Linear independence of 5 dimensional vectors in R^3

[quanta13]

i am asked to determine whether 3 vectors which have 5 dimensions (x,y,z,w,u) are linearly dependent or independent in R^3.
it doesn't make any sense. should i ignore w and u dimensions and take x,y,z only? because if i dont, all answers would be same, doesn't matter in r^3 or R^4 etc.

the question is this:

determine whether the given vectors (2,0,1,-1,0) , (1,2,0,3,1) and (4,-4,3,-9,-2) are linearly dependent or independent in R^3?

 

[phyzguy]

Your question isn't even a complete sentence, so I don't know what you are asking. Please rewrite it in proper English. I've copied in the Physics Forums language guidelines below:

All posts must be in English. Posts in other languages will be deleted. Pay reasonable attention to written English communication standards. This includes the use of proper grammatical structure, punctuation, capitalization, spacing, and spelling. In particular, "I" is capitalized, there's a space after (but not before) a comma, a period, and other punctuation. Multiple exclamation marks are also discouraged. SMS messaging shorthand ("text-message-speak"), such as using "u" for "you", "please" for "please", or "wanna" for "want to" is not acceptable.

 

[phyzguy]

OK, that's better. You still should capitalize "I" and use punctuation, but it is now an intelligible question. Can you tell me what it means for three vectors to be linearly dependent?

 

[quanta13]

OK, that's better. You still should capitalize "I" and use punctuation, but it is now an intelligible question. Can you tell me what it means for three vectors to be linearly dependent?

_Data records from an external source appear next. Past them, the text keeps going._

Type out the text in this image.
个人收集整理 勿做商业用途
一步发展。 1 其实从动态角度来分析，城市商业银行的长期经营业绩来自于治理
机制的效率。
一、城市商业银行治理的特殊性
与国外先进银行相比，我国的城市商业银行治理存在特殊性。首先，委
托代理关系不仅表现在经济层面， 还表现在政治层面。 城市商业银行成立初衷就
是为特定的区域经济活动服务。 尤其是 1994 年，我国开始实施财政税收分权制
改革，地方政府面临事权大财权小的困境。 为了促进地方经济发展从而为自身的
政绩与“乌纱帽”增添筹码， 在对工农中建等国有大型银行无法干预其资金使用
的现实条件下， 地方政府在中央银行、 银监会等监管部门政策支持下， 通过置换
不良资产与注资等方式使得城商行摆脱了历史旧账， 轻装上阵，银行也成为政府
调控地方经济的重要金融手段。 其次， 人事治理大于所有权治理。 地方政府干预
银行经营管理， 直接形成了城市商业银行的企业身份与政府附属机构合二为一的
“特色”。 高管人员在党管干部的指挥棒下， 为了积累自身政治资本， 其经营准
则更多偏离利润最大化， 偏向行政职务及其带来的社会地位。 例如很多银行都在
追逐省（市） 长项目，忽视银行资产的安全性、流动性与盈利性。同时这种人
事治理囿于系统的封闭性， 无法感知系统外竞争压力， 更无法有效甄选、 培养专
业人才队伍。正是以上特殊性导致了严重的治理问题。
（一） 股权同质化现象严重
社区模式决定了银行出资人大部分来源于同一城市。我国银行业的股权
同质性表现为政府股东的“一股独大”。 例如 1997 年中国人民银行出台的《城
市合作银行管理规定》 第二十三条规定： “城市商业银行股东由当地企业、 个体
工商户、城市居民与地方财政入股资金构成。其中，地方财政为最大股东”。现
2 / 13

I am so sorry for not capitalizing ''I''.
I wrote down the question:
''determine whether the given vectors (2,0,1,-1,0) , (1,2,0,3,1) and (4,-4,3,-9,-2) are linearly dependent or independent in R^3? ''
I think it is clear what is asking. Thanks.

 

[phyzguy]

Yes, it is clear. My question is, do you know what it means to be linearly dependent (or linearly independent)? Can you give me the definition of linear dependence?

 

[WWGD]

EDIT: OP: It may be a typo, and maybe it should be $\mathbb R^5$ instead of $\mathbb R^3$. You're right that it does not make sense otherwise.

 

[quanta13]

Yes, it is clear. My question is, do you know what it means to be linearly dependent (or linearly independent)? Can you give me the definition of linear dependence?

No, I don't know the definition in English. I know that when we assume c1.V1 +c2.V2+c3.V3+...+cn.Vn=0 where c are coefficients and v are our vectors, if all c coefficients are zero, vectors are linearly independent, if not then they are dependent.

 

[phyzguy]

No, I don't know the definition in English. I know that when we assume c1.V1 +c2.V2+c3.V3+...+cn.Vn=0 where c are coefficients and v are our vectors, if all c coefficients are zero, vectors are linearly independent, if not then they are dependent.

OK. So are there constants c1, c2, c3, not equal to 0 such that c1 V1 + c2 V2 + c3 V3 = 0?

Ah, I see the confusion on ℝ3 vs ℝ5. WWGD is right. Perhaps you should ask your teacher to clarify.

 

[Mark44]

Ah, I see the confusion on ℝ³ vs ℝ⁵. WWGD is right. Perhaps you should ask your teacher to clarify.

Or correct it. The problem makes no sense whatever as written. The three given vectors don't belong to $\mathbb{R}^3$, so questions about whether they are linearly independent or dependent are meaningless.

 

[HallsofIvy]

i am asked to determine whether 3 vectors which have 5 dimensions (x,y,z,w,u) are linearly dependent or independent in R^3.
it doesn't make any sense. should i ignore w and u dimensions and take x,y,z only? because if i dont, all answers would be same, doesn't matter in r^3 or R^4 etc.

the question is this:

determine whether the given vectors (2,0,1,-1,0) , (1,2,0,3,1) and (4,-4,3,-9,-2) are linearly dependent or independent in R^3?

Yes, this doesn't make sense! These vectors are in R^5, not R^3 so that last is probably a typo. Yes, these vectors are "independent" if and only if a(2, 0, 1, -1, 0)+ b(1, 2, 0, 3, 1)+ c(4, -4, 3, -9, -2)= (0, 0, 0, 0, 0) implies that a= b= c= 0. That is the same as (2a+ b+ 4c, 2b- 4c, a+ 3c, -a+ 3b- 9c, b- 2c)= (0, 0, 0, 0, 0) which implies 2a+ b+ 4c= 0, 2b- 4c= 0, a+ 3c= 0, -a+ 3b- 9c= 0, and b- 2c= 0. Solve those equations. a= b= c= 0 is an obvious solution. Are there others?